18ème jour de confinement : Fatigué d’être fatigué

- Comment vas-tu ?

- Fatigué…

Je n’entends que cela, je me surprends même à le soupirer au téléphone. Et pour cause ! Des actes simples, autrefois ordinaires, demandent désormais tant de circonspection. On se lave les mains en sortant de l'ascenseur, on évite les transports ou, si on les emprunte, on évite ses contemporains, on se hâte de faire les courses, on travaille à distance — quand on a la chance de travailler ! —, on ne bavarde plus, on ne marche plus le nez en l’air, on ne trouve guère le loisir de céder au pur bonheur d’exister. Rien de plus normal, malheureusement, que cette lassitude…

Cependant, ce matin, je m’insurge : je suis fatigué d’être fatigué !

D’abord, ces mots ne passeront plus ma bouche, car, au lieu de me soulager, ils m’affaiblissent. S’il est bon de dire ce que l’on éprouve, s’exprimer nous modifie. Ici, cela m’abat. L’énoncé de mon accablement entretient mon abattement, voire l’amplifie.

– Comment vas-tu ?

– En pleine forme.

À l’autosuggestion négative répond l’autosuggestion positive. Se penser épuisé épuise, se penser bien prodigue du bien.

Ensuite, je veux donner un sens à ma fatigue : elle vient de ce que j’ai travaillé — ce qui reste formidable — et de ce que j’ai pris des précautions pour moi et pour les autres. Elle se pare de vertus, ma fatigue ! Loin d’être une présence étrangère et hostile en moi, elle raconte la droiture et l’efficacité de mon comportement. Allons jusqu’au bout : j’apprécie ma fatigue.
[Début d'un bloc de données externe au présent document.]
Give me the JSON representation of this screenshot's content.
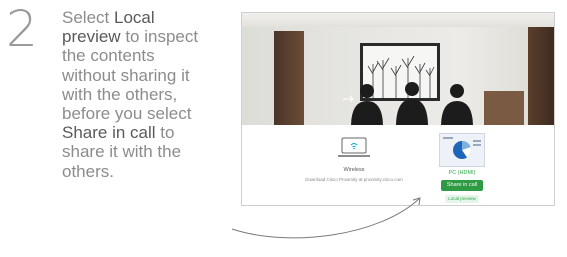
{
  "step": {
    "number": "2"
  },
  "instruction": {
    "t1": "Select ",
    "b1": "Local preview",
    "t2": " to inspect the contents without sharing it with the others, before you select ",
    "b2": "Share in call",
    "t3": " to share it with the others."
  },
  "screen": {
    "wireless": {
      "label": "Wireless",
      "sub": "Download Cisco Proximity at proximity.cisco.com"
    },
    "pc": {
      "label": "PC (HDMI)",
      "share_label": "Share in call",
      "preview_label": "Local preview"
    }
  },
  "colors": {
    "accent_green": "#2e9a43",
    "text_gray": "#8c8c8c",
    "bold_gray": "#5a5a5a"
  }
}
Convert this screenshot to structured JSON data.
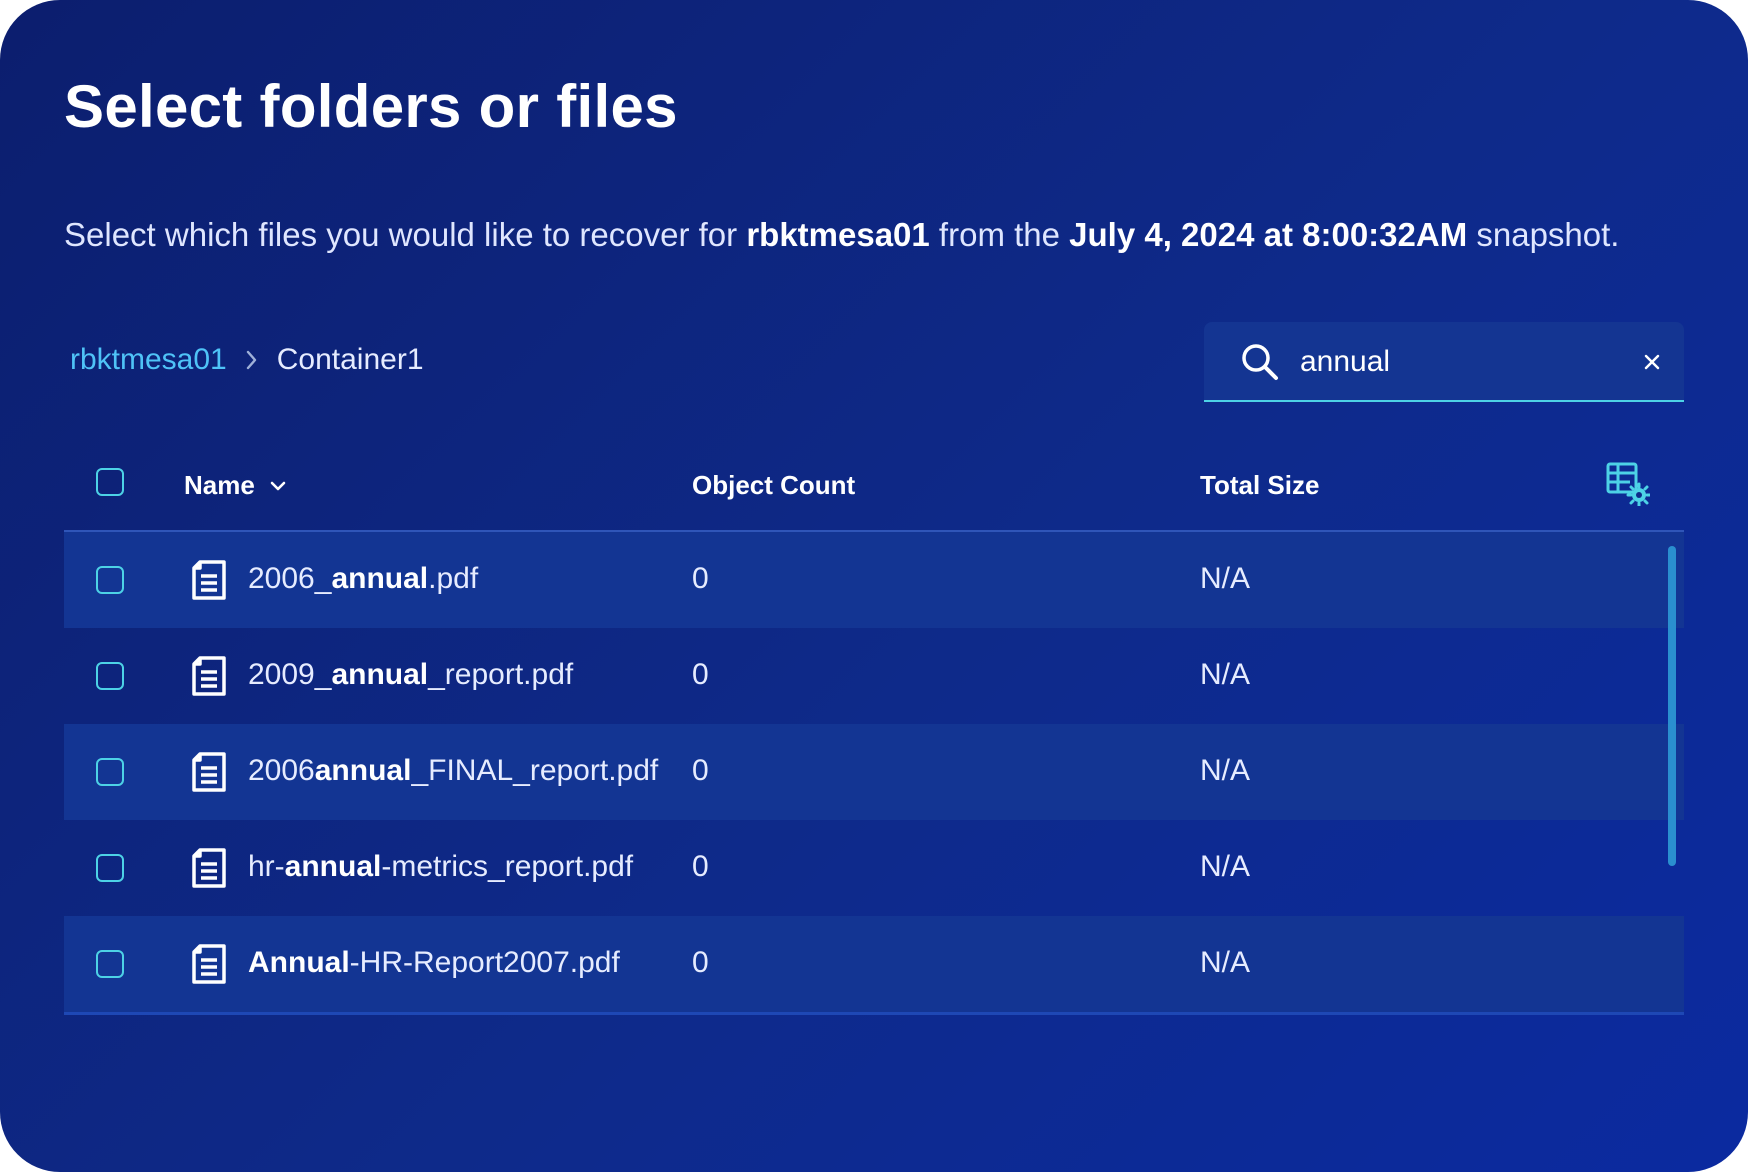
{
  "title": "Select folders or files",
  "subtitle": {
    "prefix": "Select which files you would like to recover for ",
    "target": "rbktmesa01",
    "middle": " from the ",
    "snapshot": "July 4, 2024 at 8:00:32AM",
    "suffix": " snapshot."
  },
  "breadcrumb": {
    "root": "rbktmesa01",
    "current": "Container1"
  },
  "search": {
    "value": "annual",
    "placeholder": ""
  },
  "table": {
    "columns": {
      "name": "Name",
      "object_count": "Object Count",
      "total_size": "Total Size"
    },
    "rows": [
      {
        "name_pre": "2006_",
        "name_match": "annual",
        "name_post": ".pdf",
        "object_count": "0",
        "total_size": "N/A"
      },
      {
        "name_pre": "2009_",
        "name_match": "annual",
        "name_post": "_report.pdf",
        "object_count": "0",
        "total_size": "N/A"
      },
      {
        "name_pre": "2006",
        "name_match": "annual",
        "name_post": "_FINAL_report.pdf",
        "object_count": "0",
        "total_size": "N/A"
      },
      {
        "name_pre": "hr-",
        "name_match": "annual",
        "name_post": "-metrics_report.pdf",
        "object_count": "0",
        "total_size": "N/A"
      },
      {
        "name_pre": "",
        "name_match": "Annual",
        "name_post": "-HR-Report2007.pdf",
        "object_count": "0",
        "total_size": "N/A"
      }
    ]
  },
  "colors": {
    "accent": "#4dd2e6",
    "link": "#4fc3f7",
    "panel_bg": "#0e2a8a"
  },
  "icons": {
    "search": "search-icon",
    "clear": "close-icon",
    "sort": "chevron-down-icon",
    "file": "document-icon",
    "column_settings": "table-settings-icon",
    "breadcrumb_separator": "chevron-right-icon"
  }
}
Mais à partir d’aujourd’hui, je lui adresserai un amour secret et silencieux.

17 novembre

17ème jour de confinement : Trop ou pas assez de temps

            On se plaint souvent de manquer de temps et voilà qu’on en a trop !

            Hier, je me rendais compte de mes contradictions : avant le confinement, je râlais ne jamais accomplir tout, et depuis le confinement, il m’arrive de me réveiller en considérant mon agenda comme une plage vide, déserte, effrayante. Avant, je courais après le temps (et il galope vite, le salaud…) ; maintenant, il me pèse et l’envie de le tuer me démange.

            Qui est responsable ? Lui, le temps court qui est devenu long ? Ou moi ?

            Peu importe ! Je ne peux pas le changer alors que je peux me changer. Modifier mon rapport au temps.

            J’ai décidé de le réinvestir. Certes, j’occupe mes journées à écrire — c’est mon métier, ma vocation, ma joie, mon accomplissement — mais impossible d’imaginer et de rédiger sans fin, il faut relever la tête, masser la nuque, chasser les pensées mortes, accepter le flux et le reflux de l’inspiration. Travailler plus ne constitue pas une solution.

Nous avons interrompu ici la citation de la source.